GES156 Neo Bankside Apartments, London

On New Years Eve, there are many options open. You can sit inside and watch a review show followed by footage of the London fireworks, you can pay to go into the pub that you normally just walk into, you can go to a club full of people off their tits on drugs, or you can stand in mass swarms along the Thames and watch the fireworks. There is another option though, you can climb a tall building and watch the fireworks erupt all over London. I went for the last option.


The Neo Bankside development had been done by a number of people over the last year, and I had wanted to see the Tate from above. However other things got in the way. We had planned to do another explore I'd done recently, but on looking to turn up with a couple of others, I was greeted by the site of a crowd of fellow explorers. My heart sank, as this wasn't somewhere suited to such a large group. So we looked at other alternatives, the Ne0 Bankside being the better option. And so it was, that the 12-strong group headed over to Neo Bankside. Access was straightforward to the ballsier majority, who walked past a reception desk. A few of us went a slightly less obvious way, but the result was the same. After trying to help an explorer get over his heights issues, the way I had years ago, we re-grouped on the roof.
The Shell-Mex building obscured the view of the eye to some extent. The Thames was lit up with changing colours from huge lights placed on barges and the eye itself.
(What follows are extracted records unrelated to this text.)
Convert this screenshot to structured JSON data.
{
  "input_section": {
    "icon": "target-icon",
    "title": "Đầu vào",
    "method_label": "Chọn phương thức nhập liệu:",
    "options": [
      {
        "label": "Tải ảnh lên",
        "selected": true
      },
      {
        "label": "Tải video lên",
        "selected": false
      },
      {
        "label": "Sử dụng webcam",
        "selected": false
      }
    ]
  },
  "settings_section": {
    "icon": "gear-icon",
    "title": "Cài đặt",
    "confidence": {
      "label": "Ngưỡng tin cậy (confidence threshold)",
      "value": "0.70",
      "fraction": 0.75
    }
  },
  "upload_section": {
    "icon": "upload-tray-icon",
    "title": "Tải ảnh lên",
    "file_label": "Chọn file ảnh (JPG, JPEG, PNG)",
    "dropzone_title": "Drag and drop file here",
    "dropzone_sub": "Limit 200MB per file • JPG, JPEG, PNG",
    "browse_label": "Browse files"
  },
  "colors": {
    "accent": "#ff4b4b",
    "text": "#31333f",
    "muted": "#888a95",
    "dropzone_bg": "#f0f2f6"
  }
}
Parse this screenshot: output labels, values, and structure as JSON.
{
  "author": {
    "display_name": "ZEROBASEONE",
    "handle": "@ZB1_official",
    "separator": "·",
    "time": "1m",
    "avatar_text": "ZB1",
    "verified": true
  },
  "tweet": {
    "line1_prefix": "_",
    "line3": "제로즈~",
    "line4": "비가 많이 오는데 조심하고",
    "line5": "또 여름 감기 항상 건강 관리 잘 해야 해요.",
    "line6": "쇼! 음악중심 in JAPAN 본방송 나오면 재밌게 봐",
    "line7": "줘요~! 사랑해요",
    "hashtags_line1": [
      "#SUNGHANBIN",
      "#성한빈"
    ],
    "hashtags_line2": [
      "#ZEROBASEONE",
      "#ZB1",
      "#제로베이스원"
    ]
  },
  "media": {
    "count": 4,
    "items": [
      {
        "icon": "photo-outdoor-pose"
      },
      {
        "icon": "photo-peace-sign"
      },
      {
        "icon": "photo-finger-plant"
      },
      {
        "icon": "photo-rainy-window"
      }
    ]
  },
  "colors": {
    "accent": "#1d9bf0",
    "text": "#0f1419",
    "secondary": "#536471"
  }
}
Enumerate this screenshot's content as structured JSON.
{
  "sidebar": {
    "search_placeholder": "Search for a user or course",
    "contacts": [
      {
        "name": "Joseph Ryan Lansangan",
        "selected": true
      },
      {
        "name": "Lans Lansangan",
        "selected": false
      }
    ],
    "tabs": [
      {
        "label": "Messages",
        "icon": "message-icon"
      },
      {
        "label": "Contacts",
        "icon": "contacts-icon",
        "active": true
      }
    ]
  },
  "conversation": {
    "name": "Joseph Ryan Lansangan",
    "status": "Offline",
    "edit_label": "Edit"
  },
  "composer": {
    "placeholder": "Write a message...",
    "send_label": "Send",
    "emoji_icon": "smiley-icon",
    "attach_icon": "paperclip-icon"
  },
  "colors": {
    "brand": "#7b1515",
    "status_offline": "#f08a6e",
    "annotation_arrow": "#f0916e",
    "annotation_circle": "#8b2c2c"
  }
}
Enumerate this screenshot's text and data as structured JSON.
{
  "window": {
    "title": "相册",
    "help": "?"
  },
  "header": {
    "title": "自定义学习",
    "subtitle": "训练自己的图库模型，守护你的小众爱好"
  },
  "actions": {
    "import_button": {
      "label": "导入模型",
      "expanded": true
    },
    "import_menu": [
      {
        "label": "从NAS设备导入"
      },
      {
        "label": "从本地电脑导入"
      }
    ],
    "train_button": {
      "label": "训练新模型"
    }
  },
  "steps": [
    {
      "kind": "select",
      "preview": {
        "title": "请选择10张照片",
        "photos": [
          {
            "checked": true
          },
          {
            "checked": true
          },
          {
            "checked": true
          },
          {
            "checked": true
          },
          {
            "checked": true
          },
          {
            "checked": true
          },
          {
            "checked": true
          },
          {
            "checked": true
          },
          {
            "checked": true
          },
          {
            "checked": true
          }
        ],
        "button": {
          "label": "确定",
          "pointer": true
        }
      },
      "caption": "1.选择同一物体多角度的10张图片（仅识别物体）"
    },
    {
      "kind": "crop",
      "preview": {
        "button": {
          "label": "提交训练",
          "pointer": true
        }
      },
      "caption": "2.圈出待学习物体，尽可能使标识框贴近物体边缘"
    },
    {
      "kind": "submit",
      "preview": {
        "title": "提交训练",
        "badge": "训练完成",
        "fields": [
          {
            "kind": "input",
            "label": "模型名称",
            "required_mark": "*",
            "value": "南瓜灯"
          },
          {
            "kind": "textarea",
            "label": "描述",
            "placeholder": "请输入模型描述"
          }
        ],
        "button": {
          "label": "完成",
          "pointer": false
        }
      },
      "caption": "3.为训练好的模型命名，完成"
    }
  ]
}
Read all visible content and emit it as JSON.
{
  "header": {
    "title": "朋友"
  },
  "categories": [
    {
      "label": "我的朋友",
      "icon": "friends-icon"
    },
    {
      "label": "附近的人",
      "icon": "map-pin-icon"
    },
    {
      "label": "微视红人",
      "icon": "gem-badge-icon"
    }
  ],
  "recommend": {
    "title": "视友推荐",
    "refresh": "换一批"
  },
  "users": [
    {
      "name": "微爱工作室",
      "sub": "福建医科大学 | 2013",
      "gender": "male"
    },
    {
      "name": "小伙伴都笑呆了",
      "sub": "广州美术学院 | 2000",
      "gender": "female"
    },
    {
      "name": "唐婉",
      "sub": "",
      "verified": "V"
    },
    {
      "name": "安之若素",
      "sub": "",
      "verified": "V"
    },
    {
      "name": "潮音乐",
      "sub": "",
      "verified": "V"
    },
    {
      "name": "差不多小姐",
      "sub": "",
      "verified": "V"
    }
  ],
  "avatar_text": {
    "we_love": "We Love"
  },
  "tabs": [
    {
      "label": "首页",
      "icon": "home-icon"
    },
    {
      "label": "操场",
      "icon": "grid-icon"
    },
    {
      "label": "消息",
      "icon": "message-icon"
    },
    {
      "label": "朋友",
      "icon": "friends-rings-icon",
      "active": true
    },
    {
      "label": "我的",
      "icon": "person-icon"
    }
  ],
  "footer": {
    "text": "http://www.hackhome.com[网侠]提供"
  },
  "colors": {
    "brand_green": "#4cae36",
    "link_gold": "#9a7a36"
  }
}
It was not more than a half-hour wait, and it was show time!

And so it went on

And there were even a few that went off near the City.

Back at the Eye, it was still all going on.

Blackfriars bridge like all around the Thames was rammed.

The mass of tripods on the roof, Kaitie in the foreground.

Looking South to previous explore, the Strata and beyond.

Looking East sees the Shard getting ever closer to topping out. Twice as high as Guy's Hospital stood next to it.

The Millennium Bridge linking the Tate Modern to St. Pauls. Pleasure craft probably charging very reasonable rates for tonight creating light trails on the Thames. It's shots like this that remind you why planners are keen to keep views of St. Pauls unobscured.

A rare shot of Tower Bridge below Canary Wharf. Southwark Cathedral in the foreground.

And then it was down the steps to join another crowd of explorers that had been up a crane nearby.